Their upcoming release, “Fundamental Fantasy” (Out Feb 24 via The Vinyl Factory) hits all the right notes. “Exploring the creative scenery of romantic illusions,” many of the EP’s chords and progressions came straight from live improvisation sessions, testament to their natural talent. Tempers seem to breeze through writing, creating their sound so naturally and organically it’s so though they were born to do this – don’t presume there’s no hard work going in though, Tempers are capturing a new dynamism that make them one of our top picks for 2017.
We’ve also got a first look at the video, a monochrome masterpiece for their track “Strange Harvest”.
Jasmine: My Grandmother singing Latvian lullabies as she cradled me to sleep. Her voice was the best feeling imaginable, so warm and haunting – she used to sing a lot in churches. After that it was age 5, dancing on tables singing Tina Turner.
You’re based in NYC – what is it like to be a musician in New York?
Eddie: New York makes you think you’re in the center of the world, and for an artist of any kind that’s an addictive thing to believe. There’s an automatic romance to whatever you make here. I grew up in the city and I still feel that. As musicians in New York we have flexibility and freedom around our sources of inspiration, because so many of the movements that define New York’s musical history are still totally palpable. I can walk past the Chelsea Hotel or whatever boutique CBGB’s turned into and it still means something to me. The mythology and meanings are still part of the present, no matter how much things change.
Which musical artists are you most interested in at the moment, and why?
J: I have been listening to this Nick Cave song “I Need You” from his new album Skeleton Tree on repeat for days and days now. There is this quivering vulnerability in his voice, this rawness of grief that is so touching and powerful. It’s one of those empathetic songs that lets you feel deep into the buried things you didn’t realize you felt.
“New York makes you think you’re in the center of the world, and for an artist of any kind that’s an addictive thing to believe. There’s an automatic romance to whatever you make here.”
Tell us about the creative process surrounding your upcoming EP, “Fundamental Fantasy”? [how you made the EP: the writing and recording process etc]
E: On “Fundamental Fantasy” we worked differently than we did on our previous album Services – I think we figured out something important because it felt like we blinked and it was finished. We’ve always written, recorded, and mixed simultaneously, so there’s often a lot of time between that initial flame of an idea and the final work. Sometimes by the time we’re done with a song we have to put it aside for a while because it’s lost its meaning, like when you stare at a word on a page for too long, but that didn’t happen this time. With this EP, a lot of the melodies and chord progressions came out of live improvisation, so the songs already had their colours and characters defined before we even got into the arrangement and production. Working this way made it easier to hold onto that original inspiration during the detail work of recording and mixing.
The EP is about “exploring the creative scenery of romantic illusions” – tell us a bit about this and where the inspiration came from.

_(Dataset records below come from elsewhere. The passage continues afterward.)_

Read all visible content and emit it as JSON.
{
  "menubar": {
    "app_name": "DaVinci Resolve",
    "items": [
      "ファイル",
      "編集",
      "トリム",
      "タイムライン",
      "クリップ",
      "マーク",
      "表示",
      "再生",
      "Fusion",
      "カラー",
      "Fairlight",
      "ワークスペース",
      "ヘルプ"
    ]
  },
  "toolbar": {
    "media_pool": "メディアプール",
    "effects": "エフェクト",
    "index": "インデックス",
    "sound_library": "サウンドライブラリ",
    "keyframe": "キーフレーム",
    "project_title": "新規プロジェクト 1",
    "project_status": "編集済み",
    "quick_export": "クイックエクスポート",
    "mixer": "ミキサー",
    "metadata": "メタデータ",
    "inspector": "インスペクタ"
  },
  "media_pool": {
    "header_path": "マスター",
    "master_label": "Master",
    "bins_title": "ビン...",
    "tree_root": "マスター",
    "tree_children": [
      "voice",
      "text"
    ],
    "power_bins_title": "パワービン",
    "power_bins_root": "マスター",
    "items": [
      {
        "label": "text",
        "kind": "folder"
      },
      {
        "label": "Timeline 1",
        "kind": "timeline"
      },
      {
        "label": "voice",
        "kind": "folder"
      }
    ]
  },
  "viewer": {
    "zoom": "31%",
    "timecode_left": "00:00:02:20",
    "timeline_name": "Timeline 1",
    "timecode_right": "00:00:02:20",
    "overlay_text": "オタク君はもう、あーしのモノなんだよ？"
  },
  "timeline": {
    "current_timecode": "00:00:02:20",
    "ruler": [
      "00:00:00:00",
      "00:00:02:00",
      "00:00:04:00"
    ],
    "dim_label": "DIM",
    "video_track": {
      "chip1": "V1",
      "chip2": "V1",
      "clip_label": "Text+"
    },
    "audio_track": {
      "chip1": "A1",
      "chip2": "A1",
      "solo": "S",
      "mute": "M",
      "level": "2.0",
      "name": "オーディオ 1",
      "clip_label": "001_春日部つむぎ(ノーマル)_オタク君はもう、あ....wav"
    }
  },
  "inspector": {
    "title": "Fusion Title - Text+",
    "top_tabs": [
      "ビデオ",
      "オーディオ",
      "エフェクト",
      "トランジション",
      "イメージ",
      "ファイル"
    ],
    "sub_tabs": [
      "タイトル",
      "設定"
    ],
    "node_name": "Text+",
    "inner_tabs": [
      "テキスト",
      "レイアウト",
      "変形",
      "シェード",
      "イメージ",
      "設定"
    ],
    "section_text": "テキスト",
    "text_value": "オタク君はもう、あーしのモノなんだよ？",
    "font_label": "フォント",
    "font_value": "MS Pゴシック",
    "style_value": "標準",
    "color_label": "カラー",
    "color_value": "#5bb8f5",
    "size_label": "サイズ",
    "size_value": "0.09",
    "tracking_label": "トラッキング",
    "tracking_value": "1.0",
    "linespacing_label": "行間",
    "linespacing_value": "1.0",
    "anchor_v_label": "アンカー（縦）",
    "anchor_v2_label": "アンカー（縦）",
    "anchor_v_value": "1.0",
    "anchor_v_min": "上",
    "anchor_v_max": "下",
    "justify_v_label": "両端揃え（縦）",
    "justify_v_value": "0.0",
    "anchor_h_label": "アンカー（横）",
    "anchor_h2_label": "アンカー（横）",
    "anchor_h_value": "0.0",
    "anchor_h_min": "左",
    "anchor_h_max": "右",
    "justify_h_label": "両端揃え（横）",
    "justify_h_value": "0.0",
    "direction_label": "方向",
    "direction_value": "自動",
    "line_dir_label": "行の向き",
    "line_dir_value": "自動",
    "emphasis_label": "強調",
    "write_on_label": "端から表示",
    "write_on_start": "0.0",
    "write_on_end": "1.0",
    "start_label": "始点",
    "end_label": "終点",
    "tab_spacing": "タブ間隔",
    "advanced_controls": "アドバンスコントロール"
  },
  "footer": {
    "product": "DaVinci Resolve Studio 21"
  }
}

J: I think love is what we need the most, and also something we can complicate the most. I was interested in exploring the “completely carried away” end of the spectrum. The ways romantic feelings can set in motion a kind of internal propaganda film that distorts reality to make you see what you want to see in another person. The level of creativity that is involved in this fantasy world making can be extremely rich and intricate. Addictive too, because there is an escapist quality to it, you are living in an echo chamber of your own imagination. The crash from this dreamworld is extremely painful, as it is so removed from reality and anchored in fear. I wrote this EP with a tenderness for the rise and collapse of these kinds of romantic illusions, hopefully it is healing on some level. It also lined up really well with the themes of “The Volcano Extravaganza”, an art festival with a music program curated by The Vinyl Factory where they invited us to perform earlier this year, and are now putting out this EP. The festival takes place on the volcanic island of Stromboli, and was titled, appropriately, “I Will Go Where I Don’t Belong”.
How does your upcoming EP differ from your previous releases?
E: Thematically, “Fundamental Fantasy” feels to me like it’s set on the day after our previous album Services. Loss and longing are still important themes, of course, but the voice has a new awareness, a coming-to-terms, that feels like a shifted emotional landscape. Jasmine also uses her voice in new ways here, layering her vocals in two- and three-part harmonies, and that adds a delicate layer to the insistence of our electronic arrangements. I think because we played more of the album live instead of relying solely on programming, there’s a dynamism to these songs that makes them more immediate and personal, and that was something we really wanted to explore.
Where do you hope to be in 5 years time?
E: Ah, Christmas, 2021: we’ve saved up enough krypto-credits to buy each other Ivankan anklets, which we dutifully exchange by the tree.